Tüm organ kanserleri içindeki payı, yaklaşık yüzde 5 oranında olan ağız boşluğu tümörlerinin genellikle 45 yaşın üzerinde ortaya çıktığı ve erkeklerde görülme sıklığının kadınlara göre 2 kat daha fazla olduğu bildirildi.

Ağız içi kanserleri olarak bilinen bu kanser türünün dudaklar, yanak, damak, ağız tabanı, dil ya da dişlerde başlayıp diğer bölgelere uzanabileceğini belirten Özel Ortadoğu Hastanesi Kulak Burun Uzmanı Op. Dr. Soner Kadıköylü, tütün ve alkolün hastalığın başlıca nedenleri olduğunu söyledi.

Op. Dr. Soner Kadıköylü, nedenleri arasında; radyasyon, enfeksiyonlar, beslenme faktörleri, genetik yatkınlık gibi etkenlerin bulunduğu ağız içi kanserlerinin belirtilerini ise “Ağız içinde veya etrafında beyaz veya kırmızı renkli alanlar, ağız içinde hassas, tahriş olmuş, kabarık veya kalınlaşmış alanların olması, ağızda veya boğazda tekrarlayan kanamalar, seste boğukluk veya boğazda yutulamayan cisim hissi, çiğneme ve yutma güçlüğü, dil ve çene hareketlerinde zorlanma, dil veya ağzın diğer bölgelerinde his kaybı, uyuşukluk, alt veya üst çenede meydana gelen şişlikler ve bunun sonucu mevcut protez uyumunun bozulması” olarak açıkladı.

GEÇ FARK EDİLİYOR

Ağız kanseri lezyonlarının başlangıç döneminde ağrısız olması yüzünden geç fark edildiğini, tümörün yayılmasıyla dokularında harabiyet arttıkça ağrıların da başladığını kaydeden Kadıköylü, “Bu tip kanserlerden uzak yaşamak için sigara ve pipo gibi tütün ürünleri kullanmamak, alkol alınıyorsa aşırı kaçmamak, meyve ve sebzeden zengin diyetle beslenmek yararlı olacaktır” diye konuştu.

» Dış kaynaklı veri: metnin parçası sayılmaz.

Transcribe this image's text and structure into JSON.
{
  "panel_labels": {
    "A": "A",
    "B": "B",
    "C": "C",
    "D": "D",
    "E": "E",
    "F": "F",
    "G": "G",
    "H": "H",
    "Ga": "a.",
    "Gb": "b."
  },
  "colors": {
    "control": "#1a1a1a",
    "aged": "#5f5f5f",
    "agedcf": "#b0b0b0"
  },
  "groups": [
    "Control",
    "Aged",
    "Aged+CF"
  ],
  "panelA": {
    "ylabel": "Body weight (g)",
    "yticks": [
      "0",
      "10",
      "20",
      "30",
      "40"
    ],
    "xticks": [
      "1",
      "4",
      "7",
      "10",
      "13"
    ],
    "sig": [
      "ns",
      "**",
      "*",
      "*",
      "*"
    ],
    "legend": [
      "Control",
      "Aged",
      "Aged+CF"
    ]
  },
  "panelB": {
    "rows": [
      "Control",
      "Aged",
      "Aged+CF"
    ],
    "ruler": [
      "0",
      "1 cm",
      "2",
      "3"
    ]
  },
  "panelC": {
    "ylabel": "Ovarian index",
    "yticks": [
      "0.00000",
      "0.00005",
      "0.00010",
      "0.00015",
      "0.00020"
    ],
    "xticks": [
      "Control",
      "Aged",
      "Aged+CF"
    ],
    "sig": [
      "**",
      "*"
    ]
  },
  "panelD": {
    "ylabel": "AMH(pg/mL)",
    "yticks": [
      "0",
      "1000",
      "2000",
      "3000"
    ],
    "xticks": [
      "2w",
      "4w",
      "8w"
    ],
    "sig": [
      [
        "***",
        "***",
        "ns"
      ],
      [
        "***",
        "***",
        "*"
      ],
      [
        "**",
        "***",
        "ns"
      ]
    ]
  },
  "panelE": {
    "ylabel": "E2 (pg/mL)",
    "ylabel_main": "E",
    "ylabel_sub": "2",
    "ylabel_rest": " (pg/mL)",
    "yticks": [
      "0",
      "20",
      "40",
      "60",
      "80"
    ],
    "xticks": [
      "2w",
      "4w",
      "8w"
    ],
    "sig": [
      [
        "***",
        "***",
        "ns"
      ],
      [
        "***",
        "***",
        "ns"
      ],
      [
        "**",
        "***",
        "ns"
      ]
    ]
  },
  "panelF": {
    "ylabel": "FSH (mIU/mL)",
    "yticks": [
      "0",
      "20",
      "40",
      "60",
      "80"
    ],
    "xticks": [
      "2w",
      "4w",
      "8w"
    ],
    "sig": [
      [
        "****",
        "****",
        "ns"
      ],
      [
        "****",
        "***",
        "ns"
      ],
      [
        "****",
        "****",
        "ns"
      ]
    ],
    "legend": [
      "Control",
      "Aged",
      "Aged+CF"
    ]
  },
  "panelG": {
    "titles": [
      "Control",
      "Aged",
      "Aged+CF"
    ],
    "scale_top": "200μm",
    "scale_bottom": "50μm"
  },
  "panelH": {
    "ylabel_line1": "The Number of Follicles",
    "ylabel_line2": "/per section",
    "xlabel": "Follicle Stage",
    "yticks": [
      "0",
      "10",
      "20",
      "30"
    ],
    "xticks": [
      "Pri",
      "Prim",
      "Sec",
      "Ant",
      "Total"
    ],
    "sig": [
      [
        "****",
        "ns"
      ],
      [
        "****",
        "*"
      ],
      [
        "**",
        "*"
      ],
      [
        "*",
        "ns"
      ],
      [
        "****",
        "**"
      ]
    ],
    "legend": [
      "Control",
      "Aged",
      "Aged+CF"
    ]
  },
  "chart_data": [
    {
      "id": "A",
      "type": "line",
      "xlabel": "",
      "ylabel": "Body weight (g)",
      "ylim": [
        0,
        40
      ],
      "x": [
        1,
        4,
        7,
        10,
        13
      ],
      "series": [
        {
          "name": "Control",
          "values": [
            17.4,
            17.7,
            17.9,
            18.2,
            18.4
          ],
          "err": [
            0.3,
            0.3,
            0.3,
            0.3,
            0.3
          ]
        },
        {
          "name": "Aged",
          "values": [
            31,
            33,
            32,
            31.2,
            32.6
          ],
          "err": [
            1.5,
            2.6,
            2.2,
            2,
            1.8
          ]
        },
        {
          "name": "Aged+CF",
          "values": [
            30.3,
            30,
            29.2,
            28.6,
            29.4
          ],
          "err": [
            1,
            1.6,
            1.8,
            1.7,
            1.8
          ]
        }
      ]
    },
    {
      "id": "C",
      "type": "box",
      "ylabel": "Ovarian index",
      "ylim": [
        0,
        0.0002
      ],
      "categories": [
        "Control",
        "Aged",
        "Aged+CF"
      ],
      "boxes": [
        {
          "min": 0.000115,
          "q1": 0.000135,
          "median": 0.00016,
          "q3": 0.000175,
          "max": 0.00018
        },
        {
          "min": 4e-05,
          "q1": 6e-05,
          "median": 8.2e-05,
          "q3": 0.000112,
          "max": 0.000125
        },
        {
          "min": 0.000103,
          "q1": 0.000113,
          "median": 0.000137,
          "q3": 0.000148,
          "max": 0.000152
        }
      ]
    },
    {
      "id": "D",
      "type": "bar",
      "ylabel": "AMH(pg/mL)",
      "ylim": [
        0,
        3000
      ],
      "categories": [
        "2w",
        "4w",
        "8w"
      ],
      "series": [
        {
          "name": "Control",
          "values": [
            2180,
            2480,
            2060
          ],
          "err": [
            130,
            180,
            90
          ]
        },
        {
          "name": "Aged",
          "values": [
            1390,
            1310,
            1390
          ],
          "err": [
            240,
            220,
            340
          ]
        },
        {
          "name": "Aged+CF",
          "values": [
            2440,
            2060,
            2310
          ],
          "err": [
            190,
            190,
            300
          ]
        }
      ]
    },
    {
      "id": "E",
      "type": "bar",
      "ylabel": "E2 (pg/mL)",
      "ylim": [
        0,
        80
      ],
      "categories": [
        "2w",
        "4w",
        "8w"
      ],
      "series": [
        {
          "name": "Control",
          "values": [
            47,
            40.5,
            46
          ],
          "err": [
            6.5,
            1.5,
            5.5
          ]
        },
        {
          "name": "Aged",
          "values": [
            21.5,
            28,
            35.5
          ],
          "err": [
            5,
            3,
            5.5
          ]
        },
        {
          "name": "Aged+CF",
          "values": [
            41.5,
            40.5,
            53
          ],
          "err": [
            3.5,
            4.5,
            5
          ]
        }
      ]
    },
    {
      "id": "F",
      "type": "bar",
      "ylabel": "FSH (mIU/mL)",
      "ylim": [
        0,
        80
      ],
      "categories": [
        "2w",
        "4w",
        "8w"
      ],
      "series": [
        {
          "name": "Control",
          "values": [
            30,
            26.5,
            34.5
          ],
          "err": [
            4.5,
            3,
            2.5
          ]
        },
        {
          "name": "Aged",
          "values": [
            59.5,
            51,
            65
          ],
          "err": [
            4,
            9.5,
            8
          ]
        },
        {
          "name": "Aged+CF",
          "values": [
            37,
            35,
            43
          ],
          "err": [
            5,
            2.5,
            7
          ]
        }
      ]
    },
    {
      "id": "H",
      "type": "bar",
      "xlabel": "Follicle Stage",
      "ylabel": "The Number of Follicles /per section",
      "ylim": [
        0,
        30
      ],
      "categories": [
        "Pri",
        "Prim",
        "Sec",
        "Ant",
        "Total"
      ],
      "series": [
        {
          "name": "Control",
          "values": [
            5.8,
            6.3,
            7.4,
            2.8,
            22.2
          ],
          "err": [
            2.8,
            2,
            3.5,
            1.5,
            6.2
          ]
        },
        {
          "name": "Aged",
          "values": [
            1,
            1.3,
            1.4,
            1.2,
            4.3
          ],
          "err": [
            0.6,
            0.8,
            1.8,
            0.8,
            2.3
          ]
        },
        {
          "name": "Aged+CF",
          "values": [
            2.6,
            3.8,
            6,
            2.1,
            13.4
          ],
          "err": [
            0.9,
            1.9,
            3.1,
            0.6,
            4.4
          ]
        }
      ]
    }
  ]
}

Oral kanserlerde kesin tanının, yapılacak olan biyopsinin klinikopatolojik incelemesi sonucu elde edilebileceğini belirten Özel Ortadoğu Hastanesi Kulak Burun Boğaz Uzmanı Op.Dr. Soner Kadıköylü, bazı görüntüleme yöntemlerinin de tanıya yardımcı olduğunu söyledi.

Kadıköylü, tedavi seçiminde hastaya ve tümöre bağlı faktörlerin cerrahi yaklaşımı belirlediğini, cerrahinin en uzun süredir uygulanan, kabul görmüş ve ilk akla gelen tedavi seçeneği olduğunu belirterek, “Radyoterapi ve kemoterapi ise daha sonra gelen seçeneklerdir. Cerrahinin seçiminde tümörün görünme yeri, tipi, boyutları, derinliği, etkilediği alan ile hastanın yaşı, genel sağlık durumu, tedaviye olan toleransı, mesleği, yaşam şekli, sigara, alkol gibi alışkanlıkları etkilidir” diye konuştu.

Kadıköylü sözlerini, “Oral kanser bulunan hastalarda tedavi için, multidisipliner bir takım çalışması gerekmektedir. Cerrahi yaklaşım, radyoterapi, kemoterapi, dental ve protetik destek, fizikososyal destek ve rehabilitasyon sağlayacak koordineli çalışan bir ekip, tedavinin başarılı olması için gerekmektedir” diye noktaladı.